On another level what is really remarkable about Simeon, in particular, is that he alone of all who waited for, or expected the Messiah, or encounted Jesus in his public ministry had any insight into the true nature of his ministry. The common expectation was that the Messiah would be a conquering hero greater even than David and would restore the Kingdom of Israel to its former glory.

Simeon’s words stand alone:

“My eyes have seen your salvation which you have prepared for all nations to see, a light to enlighten the pagans and the glory of your people Israel ...This child is destined for the fall and the rising of many in Israel, destined to be a sign that is rejected – and a sword will pierce your own soul too – so that the secret thoughts of many will be laid bare”

There are no glorious field battles in Simeon’s vision of Christ’s mission. No campaigns to drive out the Roman or other enemies.

Simeon had obviously studied and understood the words of the Prophet Isaiah He understood that the Messiah was ‘the Suffering Servant’ not the conquering hero.

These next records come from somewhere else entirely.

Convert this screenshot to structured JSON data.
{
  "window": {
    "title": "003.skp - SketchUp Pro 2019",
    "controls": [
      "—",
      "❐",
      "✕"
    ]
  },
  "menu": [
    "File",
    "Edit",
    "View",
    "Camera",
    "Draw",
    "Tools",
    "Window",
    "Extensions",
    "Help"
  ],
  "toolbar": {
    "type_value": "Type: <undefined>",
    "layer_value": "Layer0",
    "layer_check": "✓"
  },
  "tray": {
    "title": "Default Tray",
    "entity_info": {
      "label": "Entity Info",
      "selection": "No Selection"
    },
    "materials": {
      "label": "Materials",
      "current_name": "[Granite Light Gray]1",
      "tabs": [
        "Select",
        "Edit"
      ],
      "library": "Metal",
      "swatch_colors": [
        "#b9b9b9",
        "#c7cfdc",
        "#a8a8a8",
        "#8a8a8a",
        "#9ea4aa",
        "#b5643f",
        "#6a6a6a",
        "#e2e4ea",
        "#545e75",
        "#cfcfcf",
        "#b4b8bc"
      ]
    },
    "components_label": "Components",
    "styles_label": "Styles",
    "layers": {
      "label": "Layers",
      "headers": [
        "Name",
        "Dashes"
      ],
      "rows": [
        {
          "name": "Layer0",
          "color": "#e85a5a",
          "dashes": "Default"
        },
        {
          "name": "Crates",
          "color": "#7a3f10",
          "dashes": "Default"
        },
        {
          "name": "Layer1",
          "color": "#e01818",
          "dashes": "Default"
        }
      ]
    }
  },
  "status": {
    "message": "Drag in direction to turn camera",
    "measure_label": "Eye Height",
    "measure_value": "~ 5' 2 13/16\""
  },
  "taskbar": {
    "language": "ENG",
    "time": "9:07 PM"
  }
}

“He was despised and rejected by men; a man of sorrows, and acquainted with grief; and as one from whom men hide their faces he was despised, and we esteemed him not. Surely he has borne our grief and carried our sorrows; yet we esteemed him stricken, smitten by God, and afflicted. But he was wounded for our transgressions, he was bruised for our iniquities; upon him was the chastisement that made us whole, and with his stripes we are healed.” Isaiah 53.3-5

This blindness to the words of Isaiah highlights for us the difficulties Jesus experienced in getting his disciples and followers, let alone his enemies to understand that as God become Man his mission was a spiritual one operating in two dimensions Heaven and Earth. He was the Redeemer taking onto himself the guilt of all humanities sin.

God’s all embracing act of Mercy.

The words of Isaiah Chapter 52: v `3-15 and 53:1-12 would be good back ground reading as we move into the season of Lent.